2Te ensalzaré, Señor, porque has tirado de mí y no has dado la victoria a mis enemigos.
3Señor Dios mío, te pedí auxilio y me sanaste.
4Señor, alzaste mi vida del Abismo, me hiciste revivir cuando bajaba a la fosa.
5Tañed para el Señor, sus adictos, dad gracias a su nombre santo:
6Un instante dura su cólera, toda la vida su favor; al atardecer se hospeda el llanto, al amanecer el júbilo.
7Yo pensaba muy seguro: No vacilaré jamás;
8Señor, con tu favor me estableciste sobre montañas firmes; escondiste tu rostro y quedé desconcertado.

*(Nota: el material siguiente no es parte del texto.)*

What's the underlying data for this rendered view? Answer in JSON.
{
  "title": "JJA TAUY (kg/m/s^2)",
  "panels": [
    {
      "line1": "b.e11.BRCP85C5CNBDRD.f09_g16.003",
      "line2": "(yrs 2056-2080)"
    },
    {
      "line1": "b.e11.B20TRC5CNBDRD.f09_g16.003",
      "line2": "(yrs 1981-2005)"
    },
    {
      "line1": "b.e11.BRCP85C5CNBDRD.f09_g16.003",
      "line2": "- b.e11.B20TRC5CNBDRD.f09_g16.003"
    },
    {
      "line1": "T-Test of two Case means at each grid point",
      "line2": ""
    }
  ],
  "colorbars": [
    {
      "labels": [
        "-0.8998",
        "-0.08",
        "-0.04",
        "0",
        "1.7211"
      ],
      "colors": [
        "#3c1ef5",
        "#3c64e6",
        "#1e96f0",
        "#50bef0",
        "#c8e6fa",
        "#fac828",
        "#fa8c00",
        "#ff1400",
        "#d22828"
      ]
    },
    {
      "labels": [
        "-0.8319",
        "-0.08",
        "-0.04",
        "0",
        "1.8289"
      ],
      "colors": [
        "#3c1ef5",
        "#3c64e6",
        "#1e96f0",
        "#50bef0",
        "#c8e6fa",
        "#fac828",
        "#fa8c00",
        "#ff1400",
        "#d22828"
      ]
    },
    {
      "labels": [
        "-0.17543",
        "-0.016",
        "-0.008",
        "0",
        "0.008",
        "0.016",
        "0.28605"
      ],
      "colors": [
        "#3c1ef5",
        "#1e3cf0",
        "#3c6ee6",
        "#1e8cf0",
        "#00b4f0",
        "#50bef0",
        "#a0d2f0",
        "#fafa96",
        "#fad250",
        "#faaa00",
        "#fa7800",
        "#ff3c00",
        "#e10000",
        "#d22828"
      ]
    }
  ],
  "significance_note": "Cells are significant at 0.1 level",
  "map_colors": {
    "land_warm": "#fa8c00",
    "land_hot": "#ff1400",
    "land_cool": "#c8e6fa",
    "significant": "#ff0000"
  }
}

9A ti, Señor, llamé; a mi dueño supliqué:
10¿Qué ganas con mi muerte, con que baje a la fosa? ¿Te va a dar gracias el polvo o va a proclamar tu lealtad?
11Escucha, Señor, ten piedad, Señor, socórreme.
12Cambiaste mi luto en danza, me desataste el sayal y me ceñiste de fiesta.
13Así te canta mi alma sin callarme, Señor Dios mío, te daré gracias siempre.